Trent'anni, un giorno. Da quel 1985 che allora non mi pareva nulla di che, preso com'ero nel prendere la rincorsa, a spiccare il volo, con una paura di cadere fottuta ma altresì un entusiasmo che avrei spostato a spinta una montagna e il timore di non farcela era nulla al confronto del desiderio di salire la scala.
"Trent'anni, un giorno" è anche il nome che ho dato al gruppo di WhatsApp e riservato ai compagni del liceo che mi piacerebbe ritrovare, per una sera o due, prima che l'anno finisca. Nulla di nostalgico, men che meno l'occasione riveduta e corretta di mettersi in fila, di ricomporre i giudizi dati allora sul registro e che poi ha scompaginato la vita. Semplicemente il desiderio di ritrovarsi attorno a un tavolo, guardarsi negli occhi, sentirsi parte per un istante di una storia più lunga, vasta, in cui siamo rimasti soli, lontani gli uni dagli altri, dovendo andare avanti, come ciascuno meglio poteva.

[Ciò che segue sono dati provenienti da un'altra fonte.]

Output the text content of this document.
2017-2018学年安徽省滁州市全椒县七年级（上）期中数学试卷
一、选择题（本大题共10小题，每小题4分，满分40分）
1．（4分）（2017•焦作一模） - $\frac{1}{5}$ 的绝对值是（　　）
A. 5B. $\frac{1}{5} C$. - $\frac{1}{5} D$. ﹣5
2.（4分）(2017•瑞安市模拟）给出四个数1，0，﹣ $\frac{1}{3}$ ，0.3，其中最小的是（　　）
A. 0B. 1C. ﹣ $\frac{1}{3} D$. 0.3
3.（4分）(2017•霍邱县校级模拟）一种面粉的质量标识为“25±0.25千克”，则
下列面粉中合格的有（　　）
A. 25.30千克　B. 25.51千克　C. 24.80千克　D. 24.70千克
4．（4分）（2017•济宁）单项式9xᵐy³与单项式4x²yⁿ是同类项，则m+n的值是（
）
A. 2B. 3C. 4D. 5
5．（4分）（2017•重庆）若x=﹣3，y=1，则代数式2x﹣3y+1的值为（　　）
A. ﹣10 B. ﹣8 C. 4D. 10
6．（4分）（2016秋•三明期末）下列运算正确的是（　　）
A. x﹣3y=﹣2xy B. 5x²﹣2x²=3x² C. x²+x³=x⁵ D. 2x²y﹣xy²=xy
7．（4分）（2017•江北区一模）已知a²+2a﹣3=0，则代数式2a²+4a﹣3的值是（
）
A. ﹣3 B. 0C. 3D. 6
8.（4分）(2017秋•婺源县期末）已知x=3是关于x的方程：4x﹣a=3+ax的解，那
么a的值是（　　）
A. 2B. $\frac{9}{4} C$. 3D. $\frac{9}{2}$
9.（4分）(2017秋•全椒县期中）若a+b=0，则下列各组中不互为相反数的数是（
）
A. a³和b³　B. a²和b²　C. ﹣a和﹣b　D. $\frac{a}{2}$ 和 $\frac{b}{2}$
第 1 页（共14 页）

"Trent'anni, un giorno" l'ho pensato ieri l'altro, quando da uno scaffale, impolverato, ho recuperato quell'edizione ormai smunta e ingiallita del Nome della Rosa e ho cominciato a rileggerla, cosa che per nessun libro ho mai fatto finora. Sfogliando le pagine e tornando a immergermi nella lettura, al vago sentimento di riconoscenza che avevo per quel testo ho aggiunto il piacere di riscoprirne i dettagli, la ricchezza, comprendendo aspetti che certo mi erano sfuggiti allora, perché differente era colui che lo leggeva. Ho rammentato così ciò che molti già sanno, cioè che esiste una stagione per ogni cosa e ogni stagione ha una sua ricchezza. Importante è non immalinconirsi per ciò che è stato o non è stato, e viverla, qui ed ora.